Por la mañana, temprano, una semilla crece, solitaria, en una bolsa ubicada en la ventana de mi casa. Bruno ha puesto un experimento vegetal y espera que pronto se convierta en planta.

Ni bien se despierta, mi hijo hace un retrato en unos minutos. Con lápiz negro y papel blanco, traza unas líneas rápidas y encuentra la forma desplazada de mi cara. En ese mínimo desorden repentino, en ese laberinto, encuentra un espejo lejano de mi cuerpo.

Por la tarde, suena en los parlantes de mi auto el clave de Jean Philippe Rameau. Recién ahí me doy cuenta de que en Düsseldorf no escuchaba las obras de Bach para clavicordio sino el homenaje tardío de un compositor francés. En el trayecto, pienso en los dibujos desaparecidos de mi padre, esos bocetos que hacía con la velocidad del rayo sobre el mantel cuadriculado de hule.

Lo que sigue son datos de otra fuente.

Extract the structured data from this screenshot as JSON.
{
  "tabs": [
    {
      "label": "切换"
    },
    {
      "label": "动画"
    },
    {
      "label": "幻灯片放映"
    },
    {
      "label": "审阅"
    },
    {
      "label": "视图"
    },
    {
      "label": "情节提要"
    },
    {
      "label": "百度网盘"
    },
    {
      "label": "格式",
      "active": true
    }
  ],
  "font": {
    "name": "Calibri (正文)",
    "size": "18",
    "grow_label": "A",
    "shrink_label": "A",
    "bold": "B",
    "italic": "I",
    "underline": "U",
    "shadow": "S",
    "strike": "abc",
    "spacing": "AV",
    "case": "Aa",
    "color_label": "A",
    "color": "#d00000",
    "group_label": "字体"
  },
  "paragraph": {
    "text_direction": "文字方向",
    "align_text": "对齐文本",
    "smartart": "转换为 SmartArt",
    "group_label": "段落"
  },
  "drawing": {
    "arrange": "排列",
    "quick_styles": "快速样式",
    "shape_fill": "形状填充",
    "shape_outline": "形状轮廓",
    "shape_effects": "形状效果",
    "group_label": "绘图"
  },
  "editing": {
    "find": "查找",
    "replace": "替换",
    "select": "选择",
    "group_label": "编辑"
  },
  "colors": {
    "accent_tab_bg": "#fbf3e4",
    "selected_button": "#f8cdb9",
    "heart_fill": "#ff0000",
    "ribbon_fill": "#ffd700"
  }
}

Sin suspirar, mi papá trazaba unas líneas oblicuas e inventaba un personaje, la sombra de un árbol o el rostro cuadrado y armónico de Superman. Yo iba a la escuela y solo quería dibujar como él. Después llegaron las historias de su periplo indirecto por la Facultad de Artes y la vocación perdida en un pasado sombrío.

En la familia circuló la leyenda de que nosotros, mi hermano y yo, habíamos heredado esa habilidad para el boceto y el encanto.

Cuando veo la semilla en la bolsita pegada a la ventana, advierto lo que está sucediendo. Mi hijo Bruno es el verdadero sucedáneo de aquella lejana virtud guerrera para el dibujo.

No sé cómo se desencadena un vicio. Pero sí puedo ver de qué forma se disipa una virtud. Bruno dibuja con una sola mano y puede crear la ilusión de la realidad con unos leves trazos matutinos.